In der Liebe zu bleiben II/II
Ich kehrte heim in die Liebe. Weil ich es fühlte. Die äußere Situation blieb dieselbe. Auch in mir war dieser Riss noch spürbar, diese Kluft, dieses Ungewisse. Und doch begann etwas zu heilen. Denn in der Liebe zu bleiben, auch wenn der Verstand ganze Welten erschaffen möchte, bedeutet, dem Leben zu vertrauen. Es bedeutet, sich dem Moment zu schenken, ohne sich von seinen Erscheinungen vereinnahmen zu lassen. Es bedeutet, die inneren Programme zu erkennen – ihre Kraft, ihre Dynamik – und ihnen mit dem Licht des Herzens zu begegnen.

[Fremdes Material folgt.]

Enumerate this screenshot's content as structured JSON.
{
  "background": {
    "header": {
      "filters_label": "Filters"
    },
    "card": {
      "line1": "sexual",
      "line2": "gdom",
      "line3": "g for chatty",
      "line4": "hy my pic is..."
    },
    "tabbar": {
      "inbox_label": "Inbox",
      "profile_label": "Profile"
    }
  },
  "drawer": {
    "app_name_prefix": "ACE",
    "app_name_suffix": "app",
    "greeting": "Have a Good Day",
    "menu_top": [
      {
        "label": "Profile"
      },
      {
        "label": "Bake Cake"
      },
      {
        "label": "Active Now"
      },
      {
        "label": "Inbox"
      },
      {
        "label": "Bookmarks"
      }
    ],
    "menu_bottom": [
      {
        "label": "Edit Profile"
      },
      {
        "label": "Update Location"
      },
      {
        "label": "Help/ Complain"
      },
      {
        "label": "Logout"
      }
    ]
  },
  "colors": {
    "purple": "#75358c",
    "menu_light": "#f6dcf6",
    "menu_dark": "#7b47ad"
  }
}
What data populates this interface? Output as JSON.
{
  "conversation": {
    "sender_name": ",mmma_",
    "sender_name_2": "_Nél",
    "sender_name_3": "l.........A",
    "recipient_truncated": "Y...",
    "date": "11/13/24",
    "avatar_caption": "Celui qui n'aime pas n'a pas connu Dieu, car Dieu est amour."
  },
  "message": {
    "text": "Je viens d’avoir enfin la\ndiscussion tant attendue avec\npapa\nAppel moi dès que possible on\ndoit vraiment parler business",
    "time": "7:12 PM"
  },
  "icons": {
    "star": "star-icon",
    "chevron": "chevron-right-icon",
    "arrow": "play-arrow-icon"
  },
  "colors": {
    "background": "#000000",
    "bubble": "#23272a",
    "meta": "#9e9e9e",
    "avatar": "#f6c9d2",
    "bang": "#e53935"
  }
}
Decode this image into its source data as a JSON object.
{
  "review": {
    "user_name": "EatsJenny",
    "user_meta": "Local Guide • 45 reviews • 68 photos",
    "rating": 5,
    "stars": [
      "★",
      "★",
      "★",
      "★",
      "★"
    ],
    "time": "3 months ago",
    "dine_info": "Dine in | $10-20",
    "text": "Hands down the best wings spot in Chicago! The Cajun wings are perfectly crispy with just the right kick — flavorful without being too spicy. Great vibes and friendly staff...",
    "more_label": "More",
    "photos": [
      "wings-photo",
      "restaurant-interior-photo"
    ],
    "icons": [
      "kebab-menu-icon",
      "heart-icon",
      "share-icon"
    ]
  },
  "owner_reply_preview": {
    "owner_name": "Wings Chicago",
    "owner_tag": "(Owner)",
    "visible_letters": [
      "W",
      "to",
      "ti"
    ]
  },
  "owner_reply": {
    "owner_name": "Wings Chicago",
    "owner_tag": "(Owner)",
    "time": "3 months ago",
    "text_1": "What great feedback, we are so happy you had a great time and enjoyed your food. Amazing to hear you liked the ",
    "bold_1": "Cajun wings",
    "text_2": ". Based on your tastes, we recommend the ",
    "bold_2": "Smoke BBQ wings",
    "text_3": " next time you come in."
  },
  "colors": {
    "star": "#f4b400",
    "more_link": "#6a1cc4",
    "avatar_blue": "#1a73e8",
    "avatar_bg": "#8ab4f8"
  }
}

Und so geschah Wandlung. Ein tiefes Beruhigen. Ein inneres Programm, das bis dahin auf Schutz, Kontrolle und Rückzug ausgerichtet war, begann zu verstehen, dass es in der Liebe gehalten ist. Dass es sich zeigen darf. Und so tauchte in mir eine Frage auf: Für wen, über mich hinaus, könnte diese Liebe wirken? Welche Räume berührt sie, wenn ich in ihr verweile? Welche Türen öffnet sie, auch dann, wenn sich im Außen scheinbar nichts bewegt?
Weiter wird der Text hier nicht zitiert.